Le fait que ce néoféminisme ait déposé les armes devant l’islam illustre parfaitement ce propos. L’affaire de Cologne a clairement montré que la défense des droits de la femme s’arrêtait dès lors qu’étaient en questions des enjeux supérieurs pour la gauche : l’antiracisme et sa vision idyllique de l’immigration, les « mauvais » ne pouvant être que les Occidentaux, en aucune façon les migrants, forcément victimes ! Souvenons-nous du propos de Caroline de Haas, porte-parole de « Osez le féminisme » : « Ceux qui me disent que les agressions sexuelles en Allemagne sont dues à l’arrivée des migrants : allez déverser votre merde raciste ailleurs. »

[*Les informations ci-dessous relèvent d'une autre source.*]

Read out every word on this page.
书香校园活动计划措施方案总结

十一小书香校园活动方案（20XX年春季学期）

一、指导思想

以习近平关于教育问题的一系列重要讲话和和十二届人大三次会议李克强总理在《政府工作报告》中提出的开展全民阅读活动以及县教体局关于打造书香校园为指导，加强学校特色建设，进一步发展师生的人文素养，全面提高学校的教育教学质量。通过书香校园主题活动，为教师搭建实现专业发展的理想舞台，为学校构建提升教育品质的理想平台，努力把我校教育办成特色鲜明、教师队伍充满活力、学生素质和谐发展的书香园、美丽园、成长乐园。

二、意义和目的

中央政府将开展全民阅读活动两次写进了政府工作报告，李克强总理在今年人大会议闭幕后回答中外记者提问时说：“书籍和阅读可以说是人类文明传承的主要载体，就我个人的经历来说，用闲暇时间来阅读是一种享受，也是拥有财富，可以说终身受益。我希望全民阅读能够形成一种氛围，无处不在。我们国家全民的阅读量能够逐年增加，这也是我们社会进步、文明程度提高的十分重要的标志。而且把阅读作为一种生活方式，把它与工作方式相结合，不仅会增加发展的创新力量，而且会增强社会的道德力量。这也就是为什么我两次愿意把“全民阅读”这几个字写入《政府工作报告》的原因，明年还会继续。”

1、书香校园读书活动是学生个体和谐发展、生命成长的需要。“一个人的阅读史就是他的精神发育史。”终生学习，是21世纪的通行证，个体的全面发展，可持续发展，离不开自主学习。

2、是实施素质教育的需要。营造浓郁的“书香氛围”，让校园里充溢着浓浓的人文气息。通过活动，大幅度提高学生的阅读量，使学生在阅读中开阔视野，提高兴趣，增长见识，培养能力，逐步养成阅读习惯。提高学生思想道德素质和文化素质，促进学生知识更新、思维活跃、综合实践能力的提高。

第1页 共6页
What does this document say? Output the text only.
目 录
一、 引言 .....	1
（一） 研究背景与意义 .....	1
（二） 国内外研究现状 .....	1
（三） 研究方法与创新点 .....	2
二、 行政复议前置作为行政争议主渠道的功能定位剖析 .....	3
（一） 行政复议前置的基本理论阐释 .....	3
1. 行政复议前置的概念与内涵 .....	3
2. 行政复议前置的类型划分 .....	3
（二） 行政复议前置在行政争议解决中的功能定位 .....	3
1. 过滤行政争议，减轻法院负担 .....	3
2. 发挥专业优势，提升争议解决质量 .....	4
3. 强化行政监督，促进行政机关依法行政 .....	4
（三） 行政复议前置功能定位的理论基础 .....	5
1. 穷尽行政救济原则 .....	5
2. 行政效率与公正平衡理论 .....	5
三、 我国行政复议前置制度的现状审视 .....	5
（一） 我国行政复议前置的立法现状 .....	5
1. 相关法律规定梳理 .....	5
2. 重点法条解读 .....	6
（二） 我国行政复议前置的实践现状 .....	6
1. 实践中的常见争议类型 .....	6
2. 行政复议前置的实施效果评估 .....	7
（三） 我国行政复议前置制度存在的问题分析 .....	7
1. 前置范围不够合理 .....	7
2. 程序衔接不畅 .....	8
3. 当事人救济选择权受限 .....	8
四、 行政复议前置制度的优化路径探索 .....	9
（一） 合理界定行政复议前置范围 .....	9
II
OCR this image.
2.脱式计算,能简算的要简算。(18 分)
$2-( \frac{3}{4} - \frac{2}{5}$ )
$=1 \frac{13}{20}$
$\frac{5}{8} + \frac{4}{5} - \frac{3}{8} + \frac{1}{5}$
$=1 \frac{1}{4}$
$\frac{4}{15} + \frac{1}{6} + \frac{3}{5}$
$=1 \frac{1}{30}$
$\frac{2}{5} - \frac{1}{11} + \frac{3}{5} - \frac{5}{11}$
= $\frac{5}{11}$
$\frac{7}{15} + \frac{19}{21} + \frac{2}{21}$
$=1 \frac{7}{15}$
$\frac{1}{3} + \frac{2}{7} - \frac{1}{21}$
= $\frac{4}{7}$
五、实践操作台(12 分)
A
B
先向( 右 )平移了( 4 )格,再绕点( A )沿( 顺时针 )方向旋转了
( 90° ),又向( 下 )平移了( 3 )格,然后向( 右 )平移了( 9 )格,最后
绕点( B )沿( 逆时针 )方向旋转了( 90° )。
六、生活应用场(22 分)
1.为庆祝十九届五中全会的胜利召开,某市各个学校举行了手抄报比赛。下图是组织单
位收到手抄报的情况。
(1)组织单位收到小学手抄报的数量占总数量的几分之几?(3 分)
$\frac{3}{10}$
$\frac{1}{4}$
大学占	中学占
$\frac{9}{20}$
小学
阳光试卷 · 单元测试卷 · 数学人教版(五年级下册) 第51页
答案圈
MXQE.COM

« L’affaire des agressions sexuelles de Cologne, écrit encore Pierre-André Taguieff, permet de mettre en lumière les récentes métamorphoses du néoféminisme gauchiste et la banalisation de ce racisme culturel émergeant qu’est le racisme anti-Blancs, alimenté par la mauvaise conscience des Européens qui se dénigrent eux-mêmes en tant qu’ex-colonisateurs, impérialistes ou racistes. Antiracistes avant tout, les néoféministes n’oublient leur antisexisme frénétique que dans un seul type de situation : lorsqu’elles perçoivent un risque de “stigmatisation” des immigrés de culture musulmane, incarnant à leurs yeux le type de la victime maximale » (4). L’antiracisme d’État a ainsi contribué au mythe d’une société multiculturelle idéalisée et favorisé une immigration extra-européenne pléthorique : cette utopie s’effondre aujourd’hui devant la réalité en laissant une situation catastrophique !

Dans un bel essai, Chantal Delsol a rendu justice au christianisme qui, seul, a permis l’émancipation de la femme, tant le principe ontologique d’égalité des sexes va à l’encontre des coutumes de tous les peuples (5). Si la pratique n’a pas toujours suivi la théorie, c’est quand même le christianisme qui a posé cette égalité ontologique (« Il n’y a plus ni homme, ni femme… ») et institué le mariage monogame par libre consentement mutuel. Revenir au christianisme ne serait-il pas le meilleur moyen de défendre vraiment la femme dans toute sa richesse ?…

Christophe Geffroy

(1) Gabrielle Cluzel, Adieu Simone. Les dernières heures du féminisme, Le Centurion, 2016, 130 pages, 11,90 €.
(2) Eugénie Bastié, Adieu mademoiselle. La défaite des femmes, Cerf, 2016, 226 pages, 19 €.
(3) Pierre-André Taguieff, Des putes & des hommes. Tous coupables, toutes victimes, Ring, 2016, 292 pages, 18 €. Excellente critique du néoféminisme, mais nous ne suivons pas l’auteur dans tous ses développements pour défendre la prostitution.
(4) Interview au Figaro Magazine du 20 mai 2016.
(5) Chantal Delsol et Martin Steffens, Le nouvel âge des pères, Cerf, 2015, 264 pages, 19 €.